The markets remained flattish for the past five trading days despite continued rally in the US.
“The markers are struggling to break the 21,000-mark on the Nifty and we are seeing some consolidation,” said Jaykrishna Gandhi, Head of Business Development, Institutional Equities, at Emkay Global Financial Services.
The broader market has seen some rotation with out of favour banks finding some interest and continued selling in the IT space. Oil prices, on the other hand, have corrected sharply and now are around the $70/barrel mark on the back of demand fears and lack of Saudi production cuts.
The CPI numbers, both in India and the US, were on line with the expectations as India saw a surge in CPI driven by higher food prices and the US eased as over economic growth slowed, he said.
“Overall, we believe the broader markets continue to remain strong as seen by the $2.5 billion MTD buying by the FII on the back of another $2.3 billion in November. The state elections gave a big boost to the market going into the general elections. Near term, as we head into the year-end, we should expect some consolidation around the current levels,” he said.

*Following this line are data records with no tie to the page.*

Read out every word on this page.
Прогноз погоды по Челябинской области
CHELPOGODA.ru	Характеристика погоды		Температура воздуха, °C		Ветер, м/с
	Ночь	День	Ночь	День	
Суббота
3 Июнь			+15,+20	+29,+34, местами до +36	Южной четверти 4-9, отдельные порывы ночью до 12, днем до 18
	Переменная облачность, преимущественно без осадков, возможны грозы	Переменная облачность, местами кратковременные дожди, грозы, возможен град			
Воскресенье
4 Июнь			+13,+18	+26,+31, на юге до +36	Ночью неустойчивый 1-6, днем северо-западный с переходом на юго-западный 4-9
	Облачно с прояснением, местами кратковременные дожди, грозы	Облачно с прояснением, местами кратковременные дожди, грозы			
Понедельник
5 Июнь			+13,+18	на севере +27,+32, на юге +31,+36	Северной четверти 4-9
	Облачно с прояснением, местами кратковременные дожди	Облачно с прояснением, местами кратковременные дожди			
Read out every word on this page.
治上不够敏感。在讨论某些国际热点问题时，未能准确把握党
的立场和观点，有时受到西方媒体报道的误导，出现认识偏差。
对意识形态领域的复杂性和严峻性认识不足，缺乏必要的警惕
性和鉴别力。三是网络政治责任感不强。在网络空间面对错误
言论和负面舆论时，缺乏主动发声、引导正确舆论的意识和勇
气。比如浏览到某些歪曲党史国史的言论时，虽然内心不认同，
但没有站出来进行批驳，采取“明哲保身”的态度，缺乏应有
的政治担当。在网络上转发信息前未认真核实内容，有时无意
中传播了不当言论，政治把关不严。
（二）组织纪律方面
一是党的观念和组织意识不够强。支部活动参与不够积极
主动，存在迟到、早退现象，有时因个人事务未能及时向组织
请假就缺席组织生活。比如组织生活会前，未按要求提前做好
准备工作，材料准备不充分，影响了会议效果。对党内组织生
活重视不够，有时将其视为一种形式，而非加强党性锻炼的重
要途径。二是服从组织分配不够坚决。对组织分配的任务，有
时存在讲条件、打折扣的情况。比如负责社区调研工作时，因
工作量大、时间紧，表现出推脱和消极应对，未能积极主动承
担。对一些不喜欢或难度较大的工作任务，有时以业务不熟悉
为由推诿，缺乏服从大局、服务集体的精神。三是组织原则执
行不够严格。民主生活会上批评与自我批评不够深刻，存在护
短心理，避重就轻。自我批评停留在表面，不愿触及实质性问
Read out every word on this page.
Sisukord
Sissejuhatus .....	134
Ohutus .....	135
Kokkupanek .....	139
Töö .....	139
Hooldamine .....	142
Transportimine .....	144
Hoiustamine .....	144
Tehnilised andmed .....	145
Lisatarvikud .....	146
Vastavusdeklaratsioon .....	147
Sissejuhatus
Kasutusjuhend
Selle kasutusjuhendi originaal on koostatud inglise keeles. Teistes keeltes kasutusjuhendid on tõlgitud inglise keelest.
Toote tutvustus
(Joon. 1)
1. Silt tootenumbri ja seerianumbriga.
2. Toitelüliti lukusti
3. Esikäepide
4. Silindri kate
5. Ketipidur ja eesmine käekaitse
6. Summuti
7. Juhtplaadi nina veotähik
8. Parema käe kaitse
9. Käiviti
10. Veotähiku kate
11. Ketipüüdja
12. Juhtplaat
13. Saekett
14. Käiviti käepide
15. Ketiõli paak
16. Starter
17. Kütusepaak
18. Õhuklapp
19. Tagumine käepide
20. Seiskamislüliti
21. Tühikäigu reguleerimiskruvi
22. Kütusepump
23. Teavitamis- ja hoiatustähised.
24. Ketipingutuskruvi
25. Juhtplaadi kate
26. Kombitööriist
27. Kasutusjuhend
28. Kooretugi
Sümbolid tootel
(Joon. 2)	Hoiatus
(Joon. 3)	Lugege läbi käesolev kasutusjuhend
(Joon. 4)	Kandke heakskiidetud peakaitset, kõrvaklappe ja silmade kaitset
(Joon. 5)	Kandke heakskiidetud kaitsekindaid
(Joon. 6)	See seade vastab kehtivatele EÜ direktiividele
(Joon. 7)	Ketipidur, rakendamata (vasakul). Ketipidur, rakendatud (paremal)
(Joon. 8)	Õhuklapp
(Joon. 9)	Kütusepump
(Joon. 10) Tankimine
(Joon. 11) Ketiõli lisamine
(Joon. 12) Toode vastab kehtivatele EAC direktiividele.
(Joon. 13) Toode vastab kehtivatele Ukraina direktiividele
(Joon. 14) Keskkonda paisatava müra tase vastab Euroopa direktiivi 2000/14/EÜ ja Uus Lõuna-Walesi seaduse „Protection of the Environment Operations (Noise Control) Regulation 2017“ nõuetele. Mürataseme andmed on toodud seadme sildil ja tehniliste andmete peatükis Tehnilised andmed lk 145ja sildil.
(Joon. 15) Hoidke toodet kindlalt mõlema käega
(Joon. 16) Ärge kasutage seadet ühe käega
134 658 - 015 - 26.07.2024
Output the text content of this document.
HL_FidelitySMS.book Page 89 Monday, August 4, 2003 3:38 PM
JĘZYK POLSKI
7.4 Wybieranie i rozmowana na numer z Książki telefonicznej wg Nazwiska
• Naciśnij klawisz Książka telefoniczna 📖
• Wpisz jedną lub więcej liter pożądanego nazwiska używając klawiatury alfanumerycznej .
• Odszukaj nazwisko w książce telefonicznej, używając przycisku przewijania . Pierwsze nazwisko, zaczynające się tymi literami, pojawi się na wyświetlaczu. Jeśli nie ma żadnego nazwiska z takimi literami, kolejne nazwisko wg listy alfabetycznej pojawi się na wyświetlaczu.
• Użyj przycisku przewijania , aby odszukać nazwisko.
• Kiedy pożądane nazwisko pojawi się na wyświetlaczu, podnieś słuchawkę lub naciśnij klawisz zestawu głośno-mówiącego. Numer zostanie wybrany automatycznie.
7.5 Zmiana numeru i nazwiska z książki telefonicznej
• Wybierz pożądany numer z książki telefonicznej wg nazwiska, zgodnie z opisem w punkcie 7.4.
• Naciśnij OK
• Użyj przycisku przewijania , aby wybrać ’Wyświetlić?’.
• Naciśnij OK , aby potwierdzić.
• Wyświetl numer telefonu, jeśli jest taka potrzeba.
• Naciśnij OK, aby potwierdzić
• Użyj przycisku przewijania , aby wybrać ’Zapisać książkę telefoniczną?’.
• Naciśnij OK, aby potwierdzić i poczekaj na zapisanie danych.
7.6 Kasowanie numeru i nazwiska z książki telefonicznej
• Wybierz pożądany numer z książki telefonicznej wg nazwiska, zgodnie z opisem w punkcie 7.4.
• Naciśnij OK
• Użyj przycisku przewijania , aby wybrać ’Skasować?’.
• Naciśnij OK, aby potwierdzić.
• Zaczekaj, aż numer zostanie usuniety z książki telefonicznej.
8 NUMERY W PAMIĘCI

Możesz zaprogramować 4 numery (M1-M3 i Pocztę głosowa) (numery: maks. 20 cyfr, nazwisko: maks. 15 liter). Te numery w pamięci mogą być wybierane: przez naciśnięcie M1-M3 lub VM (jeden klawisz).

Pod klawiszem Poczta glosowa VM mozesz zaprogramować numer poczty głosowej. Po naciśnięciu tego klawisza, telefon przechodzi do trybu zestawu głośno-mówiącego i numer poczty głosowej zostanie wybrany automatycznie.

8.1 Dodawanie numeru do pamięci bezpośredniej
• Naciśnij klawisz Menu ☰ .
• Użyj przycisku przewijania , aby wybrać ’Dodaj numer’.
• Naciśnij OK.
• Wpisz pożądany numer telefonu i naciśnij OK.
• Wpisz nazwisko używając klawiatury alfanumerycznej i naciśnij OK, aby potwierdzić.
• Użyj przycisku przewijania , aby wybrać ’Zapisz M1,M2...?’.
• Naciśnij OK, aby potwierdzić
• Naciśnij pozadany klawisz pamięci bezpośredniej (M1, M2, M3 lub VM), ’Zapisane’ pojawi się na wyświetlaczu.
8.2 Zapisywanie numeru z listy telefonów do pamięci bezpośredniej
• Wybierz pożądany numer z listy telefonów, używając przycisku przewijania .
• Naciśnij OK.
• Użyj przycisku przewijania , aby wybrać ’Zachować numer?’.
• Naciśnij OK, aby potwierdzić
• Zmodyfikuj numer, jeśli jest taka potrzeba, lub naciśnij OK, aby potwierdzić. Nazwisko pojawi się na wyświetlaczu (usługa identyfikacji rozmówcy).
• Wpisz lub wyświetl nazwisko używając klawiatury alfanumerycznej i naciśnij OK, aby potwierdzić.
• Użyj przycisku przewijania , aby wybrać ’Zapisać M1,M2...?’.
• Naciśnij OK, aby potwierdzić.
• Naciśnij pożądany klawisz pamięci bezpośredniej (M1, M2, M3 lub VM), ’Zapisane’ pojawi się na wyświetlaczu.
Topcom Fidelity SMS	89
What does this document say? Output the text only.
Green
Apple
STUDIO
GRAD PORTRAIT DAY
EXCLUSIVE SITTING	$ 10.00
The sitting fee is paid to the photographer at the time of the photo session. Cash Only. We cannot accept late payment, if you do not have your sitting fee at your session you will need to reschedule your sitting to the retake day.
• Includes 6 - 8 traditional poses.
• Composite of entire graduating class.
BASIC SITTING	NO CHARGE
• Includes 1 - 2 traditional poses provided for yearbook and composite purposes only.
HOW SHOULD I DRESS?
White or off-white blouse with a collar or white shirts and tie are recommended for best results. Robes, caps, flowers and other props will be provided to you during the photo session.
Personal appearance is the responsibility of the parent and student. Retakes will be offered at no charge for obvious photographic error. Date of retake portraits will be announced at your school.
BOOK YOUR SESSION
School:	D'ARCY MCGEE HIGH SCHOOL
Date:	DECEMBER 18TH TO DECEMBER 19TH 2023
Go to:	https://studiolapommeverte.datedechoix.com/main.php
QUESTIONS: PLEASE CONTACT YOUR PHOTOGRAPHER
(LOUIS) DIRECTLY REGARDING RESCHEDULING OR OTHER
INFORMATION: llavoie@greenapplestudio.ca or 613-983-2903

Wednesday marked the fourth day of consolidation in the market. Nifty seems to be taking a bit of a timeout after the recent state elections results, said Sheersham Gupta, Director and Senior Technical Analyst at Rupeez.
“We expect more of the same on Thursday due to Nifty Options Expiry. The real action might kick in on Friday, but things could slow down as the holiday season approaches and FIIs take a break,” he said.
On the technical side of things, Nifty is facing resistance around the 21,000-level. Nifty needs to breach this level for the market to move upwards, he said.